Hello, I have genotype by sequencing data for 400 samples. I am trying to run a SNP calling pipeline using GATK. I could manage until HaplotypeCaller command in gatk. However, when I proceed with CombineGVCFs step to combine all the 400 g.vcf files into one, GATK fails to run with the following error:

Exception in thread "main" java.lang.OutOfMemoryError: Required array length 2147483639 + 9 is too large

Then, I created 8 subset lists with 50 g.vcf files in each. I used the following code just to combine 100 samples from two lists:

gatk --java-options  "-Xmx120G"  CombineGVCFs -R /mnt/tg_server/genotype_data/SNP_calling/NGS1752/Reference/New_wt_CP-MT.fasta -V intermediate_1.g.vcf -V intermediate_2.g.vcf -O combined_1_2.g.vcf 

Still, I get the above-mentioned memory error message. I tried to increase the -Xmx value until 500G, but it did not resolve the error message. I am using a docker image of gatk and running in kubernetes. I also tried to allocate more cpus and memory in the kubernetes .yml file but nothing could resolve the error message.

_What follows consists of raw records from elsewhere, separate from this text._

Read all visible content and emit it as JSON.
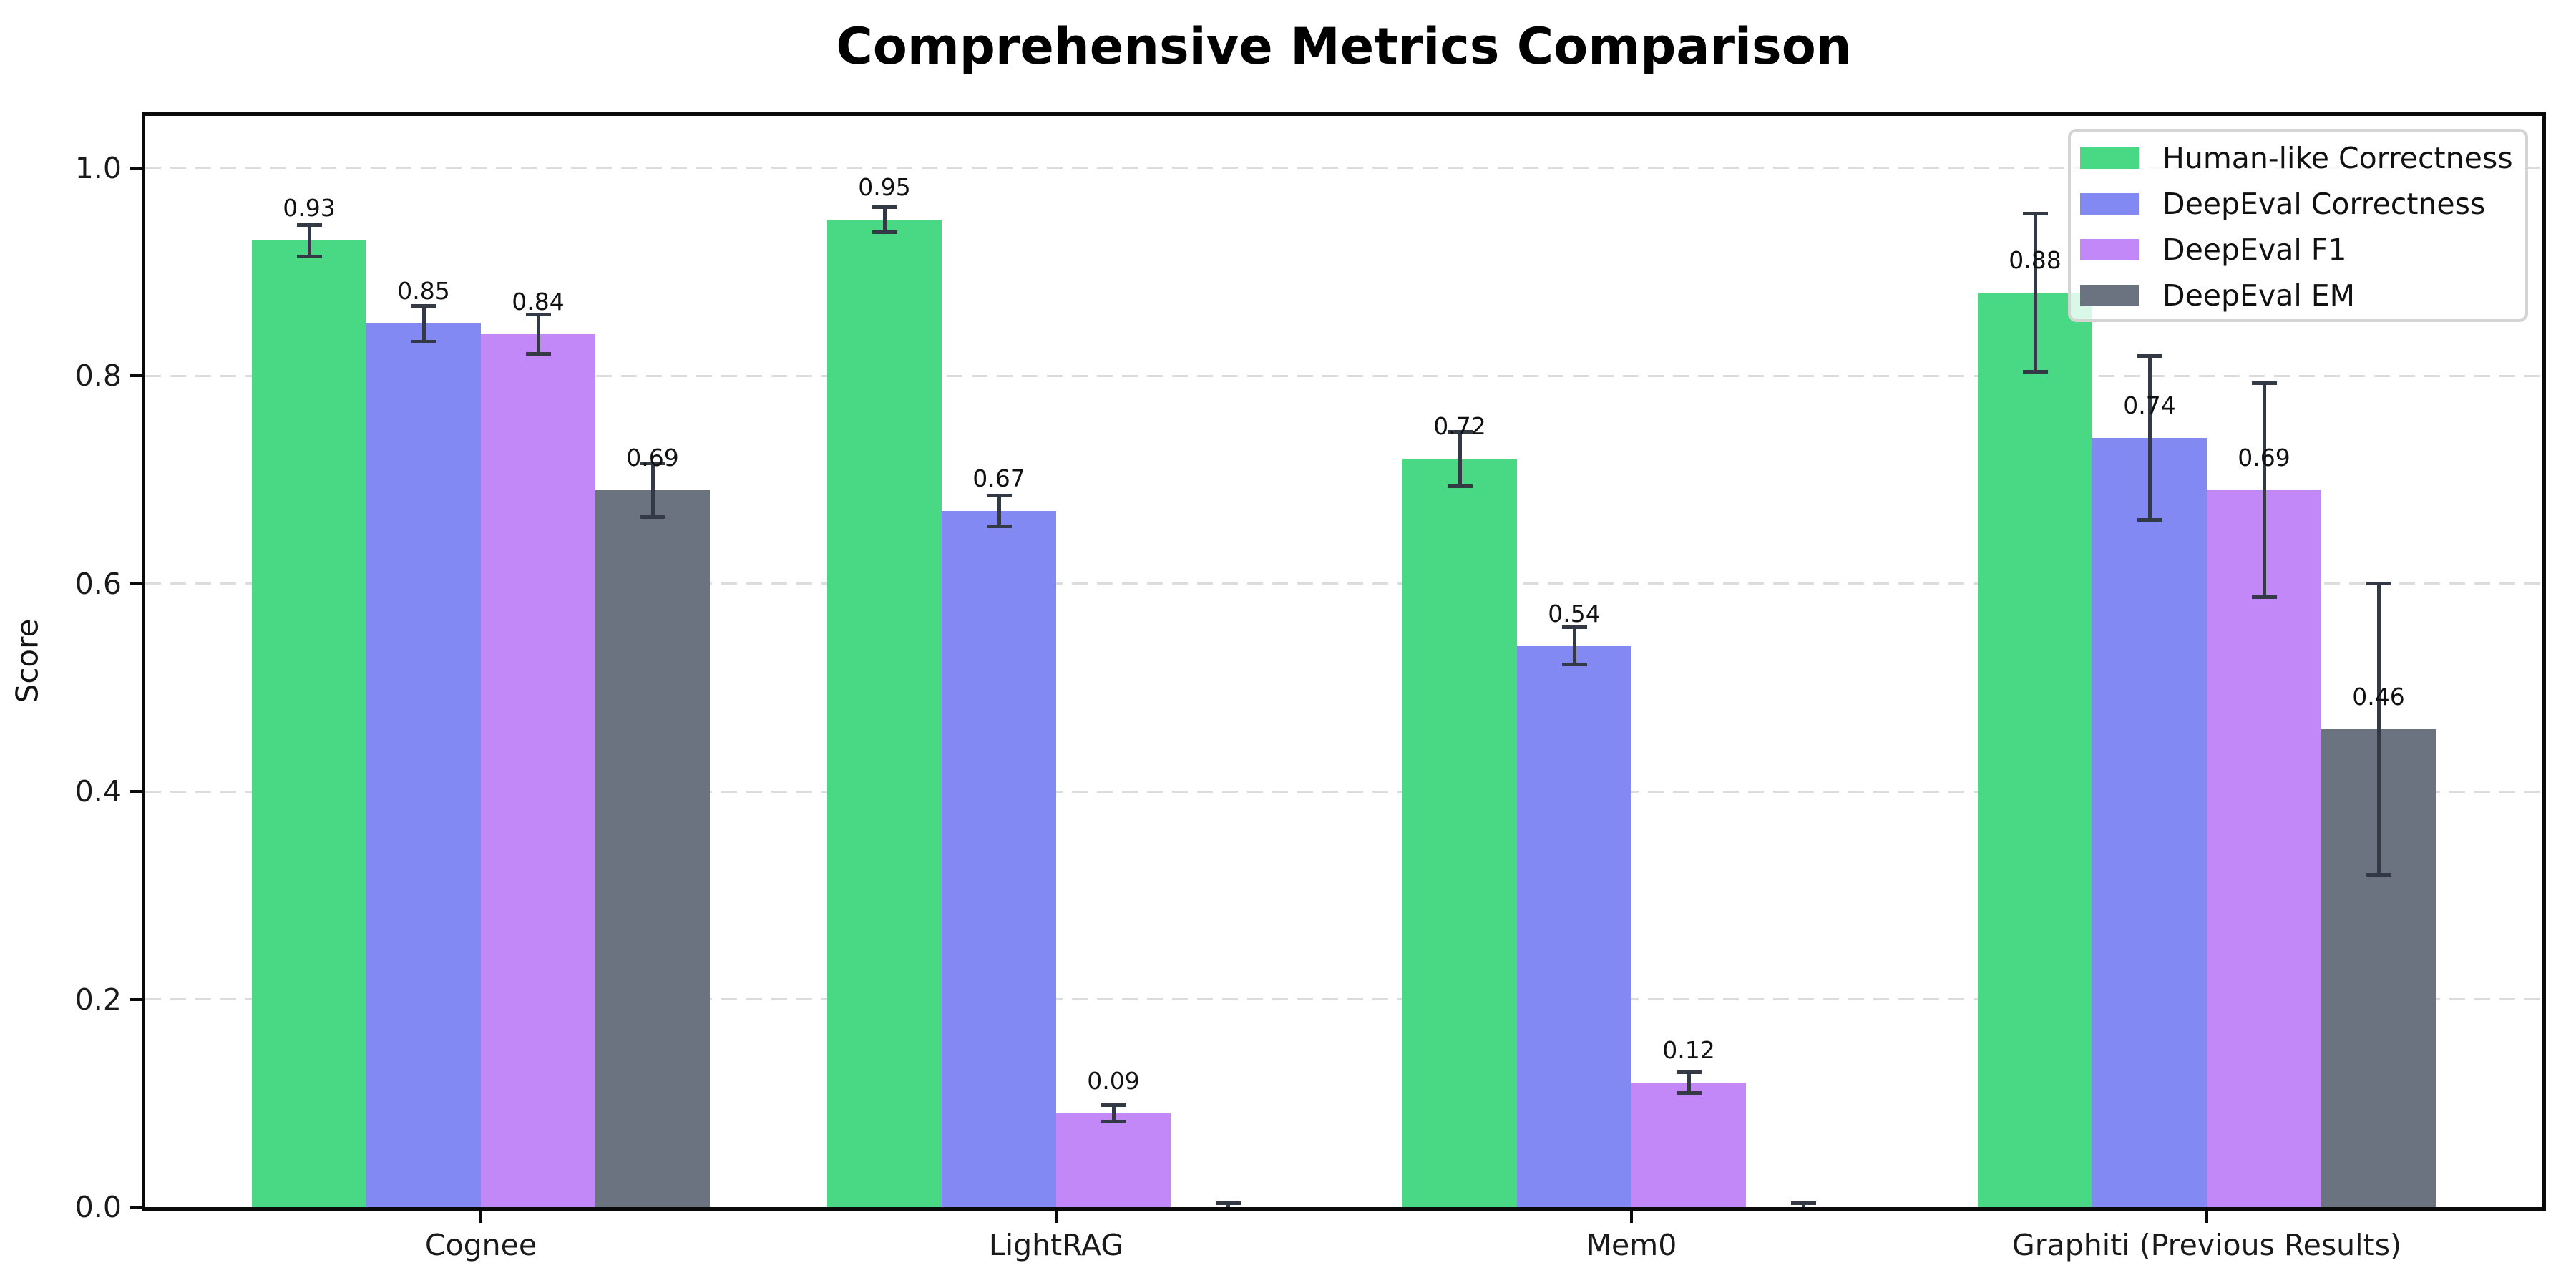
{
  "title": "Comprehensive Metrics Comparison",
  "ylabel": "Score",
  "chart_data": {
    "type": "bar",
    "title": "Comprehensive Metrics Comparison",
    "xlabel": "",
    "ylabel": "Score",
    "categories": [
      "Cognee",
      "LightRAG",
      "Mem0",
      "Graphiti (Previous Results)"
    ],
    "series": [
      {
        "name": "Human-like Correctness",
        "color": "#49d985",
        "values": [
          0.93,
          0.95,
          0.72,
          0.88
        ],
        "errors": [
          0.015,
          0.012,
          0.026,
          0.076
        ],
        "labels": [
          "0.93",
          "0.95",
          "0.72",
          "0.88"
        ]
      },
      {
        "name": "DeepEval Correctness",
        "color": "#8289f2",
        "values": [
          0.85,
          0.67,
          0.54,
          0.74
        ],
        "errors": [
          0.017,
          0.015,
          0.018,
          0.079
        ],
        "labels": [
          "0.85",
          "0.67",
          "0.54",
          "0.74"
        ]
      },
      {
        "name": "DeepEval F1",
        "color": "#c388f7",
        "values": [
          0.84,
          0.09,
          0.12,
          0.69
        ],
        "errors": [
          0.019,
          0.008,
          0.01,
          0.103
        ],
        "labels": [
          "0.84",
          "0.09",
          "0.12",
          "0.69"
        ]
      },
      {
        "name": "DeepEval EM",
        "color": "#6b7380",
        "values": [
          0.69,
          0.0,
          0.0,
          0.46
        ],
        "errors": [
          0.026,
          0.004,
          0.004,
          0.14
        ],
        "labels": [
          "0.69",
          "",
          "",
          "0.46"
        ]
      }
    ],
    "ylim": [
      0,
      1.05
    ],
    "yticks": [
      0.0,
      0.2,
      0.4,
      0.6,
      0.8,
      1.0
    ],
    "ytick_labels": [
      "0.0",
      "0.2",
      "0.4",
      "0.6",
      "0.8",
      "1.0"
    ],
    "grid": "horizontal dashed",
    "legend_position": "upper right",
    "error_bar_color": "#333a45"
  }
}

Can you please provide a suggestion to resolve this issue? I thought of the GenomicImportDBI approach but I have a scaffolded reference genome with 120 scaffolds. So, going that way is more cumbersome.

with CombineGVCFs step to combine all the 400

combine 20 g.VCFs 20 times: this will produces 20 intermediates g.vcf with 20 samples

combine those 20 g.VCFs to generate the final g.vcf

Looking at the other answers, I highly recommend trying a few optimizations first:

1. Try to install and run GATK "natively" without the containerization, there could be some additional memory limitations imposed by the container layers. Containers are great and all for compatibility and reproducibility but there might also be implicit side effects. I am not saying there are but you should exclude the possibility. GATK can be installed via BioConda on many platforms.

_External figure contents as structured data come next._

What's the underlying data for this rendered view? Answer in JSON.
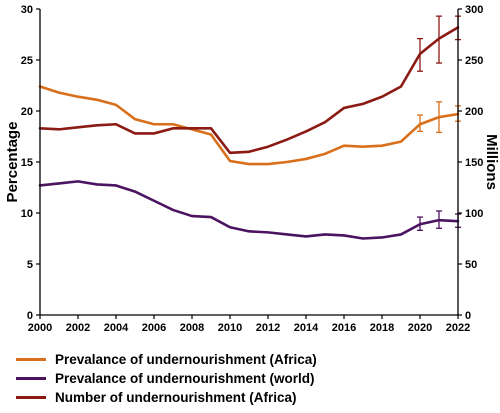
{
  "chart_data": {
    "type": "line",
    "x": [
      2000,
      2001,
      2002,
      2003,
      2004,
      2005,
      2006,
      2007,
      2008,
      2009,
      2010,
      2011,
      2012,
      2013,
      2014,
      2015,
      2016,
      2017,
      2018,
      2019,
      2020,
      2021,
      2022
    ],
    "xlim": [
      2000,
      2022
    ],
    "xticks": [
      "2000",
      "2002",
      "2004",
      "2006",
      "2008",
      "2010",
      "2012",
      "2014",
      "2016",
      "2018",
      "2020",
      "2022"
    ],
    "ylabel_left": "Percentage",
    "ylim_left": [
      0,
      30
    ],
    "yticks_left": [
      "0",
      "5",
      "10",
      "15",
      "20",
      "25",
      "30"
    ],
    "ylabel_right": "Millions",
    "ylim_right": [
      0,
      300
    ],
    "yticks_right": [
      "0",
      "50",
      "100",
      "150",
      "200",
      "250",
      "300"
    ],
    "legend_position": "bottom",
    "grid": false,
    "series": [
      {
        "name": "Prevalance of undernourishment (Africa)",
        "axis": "left",
        "color": "#d96f1a",
        "values": [
          22.4,
          21.8,
          21.4,
          21.1,
          20.6,
          19.2,
          18.7,
          18.7,
          18.2,
          17.7,
          15.1,
          14.8,
          14.8,
          15.0,
          15.3,
          15.8,
          16.6,
          16.5,
          16.6,
          17.0,
          18.7,
          19.4,
          19.7
        ],
        "error_bars": [
          {
            "x": 2020,
            "low": 18.0,
            "high": 19.6
          },
          {
            "x": 2021,
            "low": 17.9,
            "high": 20.9
          },
          {
            "x": 2022,
            "low": 19.0,
            "high": 20.5
          }
        ]
      },
      {
        "name": "Prevalance of undernourishment (world)",
        "axis": "left",
        "color": "#4b1360",
        "values": [
          12.7,
          12.9,
          13.1,
          12.8,
          12.7,
          12.1,
          11.2,
          10.3,
          9.7,
          9.6,
          8.6,
          8.2,
          8.1,
          7.9,
          7.7,
          7.9,
          7.8,
          7.5,
          7.6,
          7.9,
          8.9,
          9.3,
          9.2
        ],
        "error_bars": [
          {
            "x": 2020,
            "low": 8.3,
            "high": 9.6
          },
          {
            "x": 2021,
            "low": 8.5,
            "high": 10.2
          },
          {
            "x": 2022,
            "low": 8.6,
            "high": 9.9
          }
        ]
      },
      {
        "name": "Number of undernourishment (Africa)",
        "axis": "right",
        "color": "#8b1a14",
        "values": [
          183,
          182,
          184,
          186,
          187,
          178,
          178,
          183,
          183,
          183,
          159,
          160,
          165,
          172,
          180,
          189,
          203,
          207,
          214,
          224,
          256,
          271,
          282
        ],
        "error_bars": [
          {
            "x": 2020,
            "low": 239,
            "high": 271
          },
          {
            "x": 2021,
            "low": 247,
            "high": 293
          },
          {
            "x": 2022,
            "low": 270,
            "high": 293
          }
        ]
      }
    ]
  }
}
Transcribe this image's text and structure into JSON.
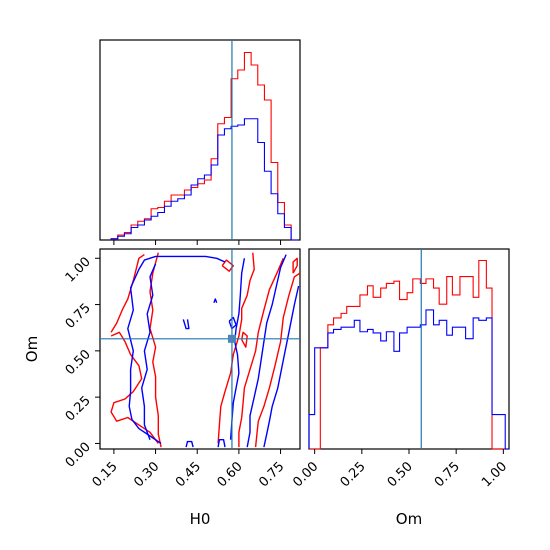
{
  "colors": {
    "series_red": "#ff0000",
    "series_blue": "#0000ff",
    "truth_line": "#1f77b4",
    "truth_marker": "#4a86b8",
    "frame": "#000000"
  },
  "chart_data": [
    {
      "type": "histogram",
      "panel": "H0 marginal",
      "x_param": "H0",
      "xlim": [
        0.1,
        0.82
      ],
      "bin_edges": [
        0.14,
        0.164,
        0.188,
        0.212,
        0.236,
        0.26,
        0.284,
        0.308,
        0.332,
        0.356,
        0.38,
        0.404,
        0.428,
        0.452,
        0.476,
        0.5,
        0.524,
        0.548,
        0.572,
        0.596,
        0.62,
        0.644,
        0.668,
        0.692,
        0.716,
        0.74,
        0.764,
        0.788,
        0.812
      ],
      "series": [
        {
          "color": "red",
          "values": [
            1,
            4,
            6,
            12,
            15,
            17,
            25,
            26,
            31,
            36,
            36,
            40,
            42,
            45,
            48,
            65,
            93,
            98,
            129,
            136,
            150,
            140,
            124,
            112,
            62,
            30,
            12,
            0
          ]
        },
        {
          "color": "blue",
          "values": [
            1,
            3,
            5,
            10,
            12,
            16,
            19,
            22,
            27,
            31,
            33,
            36,
            44,
            49,
            52,
            60,
            84,
            89,
            91,
            92,
            97,
            97,
            78,
            55,
            37,
            21,
            10,
            0
          ]
        }
      ],
      "truth_value": 0.575,
      "grid": false
    },
    {
      "type": "contour",
      "panel": "H0 vs Om joint",
      "xlabel": "H0",
      "ylabel": "Om",
      "xlim": [
        0.1,
        0.82
      ],
      "ylim": [
        -0.03,
        1.05
      ],
      "xticks": [
        "0.15",
        "0.30",
        "0.45",
        "0.60",
        "0.75"
      ],
      "yticks": [
        "0.00",
        "0.25",
        "0.50",
        "0.75",
        "1.00"
      ],
      "series": [
        {
          "color": "red",
          "contours": [
            [
              [
                0.14,
                0.6
              ],
              [
                0.16,
                0.65
              ],
              [
                0.18,
                0.72
              ],
              [
                0.2,
                0.78
              ],
              [
                0.22,
                0.88
              ],
              [
                0.24,
                1.0
              ],
              [
                0.26,
                1.02
              ]
            ],
            [
              [
                0.14,
                0.58
              ],
              [
                0.17,
                0.6
              ],
              [
                0.19,
                0.55
              ],
              [
                0.21,
                0.48
              ],
              [
                0.24,
                0.42
              ],
              [
                0.25,
                0.35
              ],
              [
                0.22,
                0.28
              ],
              [
                0.19,
                0.24
              ],
              [
                0.15,
                0.22
              ],
              [
                0.14,
                0.17
              ],
              [
                0.16,
                0.12
              ],
              [
                0.2,
                0.14
              ],
              [
                0.24,
                0.1
              ],
              [
                0.28,
                0.06
              ],
              [
                0.31,
                0.0
              ]
            ],
            [
              [
                0.31,
                1.03
              ],
              [
                0.29,
                0.92
              ],
              [
                0.28,
                0.82
              ],
              [
                0.29,
                0.72
              ],
              [
                0.28,
                0.62
              ],
              [
                0.3,
                0.52
              ],
              [
                0.29,
                0.44
              ],
              [
                0.3,
                0.36
              ],
              [
                0.3,
                0.25
              ],
              [
                0.31,
                0.15
              ],
              [
                0.31,
                0.05
              ],
              [
                0.32,
                -0.02
              ]
            ],
            [
              [
                0.525,
                0.0
              ],
              [
                0.53,
                0.1
              ],
              [
                0.535,
                0.2
              ],
              [
                0.55,
                0.28
              ],
              [
                0.57,
                0.38
              ],
              [
                0.58,
                0.48
              ],
              [
                0.6,
                0.58
              ],
              [
                0.61,
                0.67
              ],
              [
                0.61,
                0.73
              ],
              [
                0.63,
                0.8
              ],
              [
                0.64,
                0.88
              ],
              [
                0.655,
                0.94
              ],
              [
                0.65,
                1.03
              ]
            ],
            [
              [
                0.6,
                -0.02
              ],
              [
                0.6,
                0.06
              ],
              [
                0.61,
                0.14
              ],
              [
                0.615,
                0.22
              ],
              [
                0.62,
                0.3
              ],
              [
                0.64,
                0.4
              ],
              [
                0.66,
                0.5
              ],
              [
                0.67,
                0.6
              ],
              [
                0.69,
                0.72
              ],
              [
                0.71,
                0.83
              ],
              [
                0.74,
                0.93
              ],
              [
                0.76,
                1.0
              ]
            ],
            [
              [
                0.66,
                -0.02
              ],
              [
                0.665,
                0.05
              ],
              [
                0.67,
                0.12
              ],
              [
                0.69,
                0.2
              ],
              [
                0.71,
                0.3
              ],
              [
                0.73,
                0.42
              ],
              [
                0.75,
                0.55
              ],
              [
                0.76,
                0.68
              ],
              [
                0.78,
                0.8
              ],
              [
                0.8,
                0.9
              ],
              [
                0.82,
                0.92
              ]
            ],
            [
              [
                0.54,
                0.96
              ],
              [
                0.565,
                0.93
              ],
              [
                0.58,
                0.96
              ],
              [
                0.555,
                0.99
              ],
              [
                0.54,
                0.96
              ]
            ],
            [
              [
                0.61,
                0.56
              ],
              [
                0.625,
                0.52
              ],
              [
                0.63,
                0.58
              ],
              [
                0.615,
                0.6
              ],
              [
                0.61,
                0.56
              ]
            ],
            [
              [
                0.795,
                0.92
              ],
              [
                0.81,
                0.96
              ],
              [
                0.81,
                1.0
              ],
              [
                0.795,
                0.98
              ],
              [
                0.795,
                0.92
              ]
            ]
          ]
        },
        {
          "color": "blue",
          "contours": [
            [
              [
                0.215,
                0.13
              ],
              [
                0.205,
                0.2
              ],
              [
                0.21,
                0.28
              ],
              [
                0.21,
                0.4
              ],
              [
                0.22,
                0.5
              ],
              [
                0.2,
                0.62
              ],
              [
                0.22,
                0.72
              ],
              [
                0.21,
                0.84
              ],
              [
                0.24,
                0.94
              ],
              [
                0.26,
                0.99
              ],
              [
                0.3,
                1.01
              ],
              [
                0.36,
                1.01
              ],
              [
                0.42,
                1.01
              ],
              [
                0.48,
                1.01
              ],
              [
                0.52,
                1.0
              ],
              [
                0.55,
                0.98
              ]
            ],
            [
              [
                0.215,
                0.13
              ],
              [
                0.24,
                0.08
              ],
              [
                0.28,
                0.04
              ],
              [
                0.32,
                0.0
              ]
            ],
            [
              [
                0.28,
                0.02
              ],
              [
                0.26,
                0.1
              ],
              [
                0.26,
                0.2
              ],
              [
                0.25,
                0.3
              ],
              [
                0.27,
                0.4
              ],
              [
                0.26,
                0.5
              ],
              [
                0.28,
                0.6
              ],
              [
                0.27,
                0.7
              ],
              [
                0.29,
                0.8
              ],
              [
                0.28,
                0.9
              ],
              [
                0.3,
                0.97
              ]
            ],
            [
              [
                0.41,
                -0.02
              ],
              [
                0.415,
                0.01
              ],
              [
                0.43,
                0.01
              ],
              [
                0.435,
                -0.02
              ]
            ],
            [
              [
                0.525,
                -0.02
              ],
              [
                0.53,
                0.02
              ],
              [
                0.545,
                0.02
              ],
              [
                0.55,
                -0.02
              ]
            ],
            [
              [
                0.63,
                -0.02
              ],
              [
                0.64,
                0.06
              ],
              [
                0.64,
                0.15
              ],
              [
                0.655,
                0.25
              ],
              [
                0.67,
                0.35
              ],
              [
                0.68,
                0.45
              ],
              [
                0.69,
                0.55
              ],
              [
                0.7,
                0.65
              ],
              [
                0.72,
                0.75
              ],
              [
                0.735,
                0.85
              ],
              [
                0.75,
                0.95
              ],
              [
                0.77,
                1.02
              ]
            ],
            [
              [
                0.57,
                0.02
              ],
              [
                0.575,
                0.12
              ],
              [
                0.58,
                0.22
              ],
              [
                0.59,
                0.3
              ],
              [
                0.6,
                0.38
              ],
              [
                0.595,
                0.48
              ],
              [
                0.585,
                0.55
              ],
              [
                0.59,
                0.62
              ],
              [
                0.6,
                0.7
              ],
              [
                0.605,
                0.8
              ],
              [
                0.61,
                0.92
              ],
              [
                0.62,
                1.0
              ]
            ],
            [
              [
                0.69,
                -0.02
              ],
              [
                0.7,
                0.05
              ],
              [
                0.71,
                0.12
              ],
              [
                0.72,
                0.2
              ],
              [
                0.74,
                0.3
              ],
              [
                0.76,
                0.45
              ],
              [
                0.78,
                0.6
              ],
              [
                0.8,
                0.75
              ],
              [
                0.815,
                0.85
              ]
            ],
            [
              [
                0.4,
                0.67
              ],
              [
                0.41,
                0.62
              ],
              [
                0.42,
                0.62
              ],
              [
                0.415,
                0.67
              ]
            ],
            [
              [
                0.51,
                0.76
              ],
              [
                0.515,
                0.78
              ],
              [
                0.52,
                0.76
              ]
            ],
            [
              [
                0.565,
                0.66
              ],
              [
                0.575,
                0.62
              ],
              [
                0.59,
                0.64
              ],
              [
                0.58,
                0.68
              ],
              [
                0.565,
                0.66
              ]
            ]
          ]
        }
      ],
      "truth_point": {
        "x": 0.575,
        "y": 0.565
      },
      "grid": false
    },
    {
      "type": "histogram",
      "panel": "Om marginal",
      "xlabel": "Om",
      "x_param": "Om",
      "xlim": [
        -0.03,
        1.03
      ],
      "xticks": [
        "0.00",
        "0.25",
        "0.50",
        "0.75",
        "1.00"
      ],
      "bin_edges": [
        -0.03,
        0.0,
        0.03,
        0.07,
        0.1,
        0.14,
        0.17,
        0.21,
        0.24,
        0.28,
        0.31,
        0.35,
        0.38,
        0.42,
        0.45,
        0.49,
        0.52,
        0.56,
        0.59,
        0.63,
        0.66,
        0.7,
        0.73,
        0.77,
        0.8,
        0.84,
        0.87,
        0.91,
        0.94,
        0.98,
        1.01,
        1.03
      ],
      "series": [
        {
          "color": "red",
          "values": [
            0,
            0,
            88,
            108,
            114,
            118,
            124,
            124,
            134,
            142,
            132,
            140,
            144,
            146,
            130,
            136,
            148,
            144,
            148,
            140,
            126,
            150,
            134,
            150,
            150,
            132,
            164,
            140,
            0,
            0,
            0
          ]
        },
        {
          "color": "blue",
          "values": [
            30,
            88,
            88,
            101,
            104,
            106,
            106,
            112,
            102,
            104,
            101,
            94,
            102,
            85,
            101,
            106,
            106,
            108,
            121,
            108,
            112,
            99,
            106,
            106,
            96,
            114,
            112,
            114,
            30,
            30,
            0
          ]
        }
      ],
      "truth_value": 0.565,
      "grid": false
    }
  ]
}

1. When doing this, also install a more recent version (>=4). There might be some further optimizations.

2. IF none of these are an option or you still do not succeed, consider using the GenomicDBImport approach. The only complicated point is to build the command line options for the contigs, in comparison to the repeated joining approach presented above, I believe the GenomicDBImport way is simpler, more efficient and less error-prone. The other option overcomplicates the whole task without having any benefit.

Define a variable INTERVALS that looks like this:

INTERVALS="-L contig001 -L contig002 -L contigN"

And use it in your gatk call wrapper:

    JAVAOPT="-XX:ConcGCThreads=10 -XX:ParallelGCThreads=10 -Xmx200G -Djava.io.tmpdir=$TMPDIR"

REF=/path/to/scaffolds.fasta
### The following should work for most FASTA files
INTERVALS=$(cat $REF | grep -e"^>" | cut -f1 -d " " | sed "s/>/ -L /" | tr -d "\n")

V=""
for VCF in $@ ; do 
  ### Create an Index for each feature file
 gatk --java-options "$JAVAOPT" IndexFeatureFile --tmp-dir $TMPDIR -I $VCF 
 V="$V -V $VCF"
done

### Create gendb
gatk --java-options "$JAVAOPT" GenomicsDBImport \
     --tmp-dir $TMPDIR \
     $V \
     --genomicsdb-workspace-path $DB \
      $INTERVALS

You can also construct the interval variable automatically from the reference FASTA file. The script code contains a basic attempt to generate the INTERVALS option from the reference fasta.

You can also split your genome to work on smaller files. To have comparable complexity from on interval to another, you can generate these regions with GATK spliIntervals.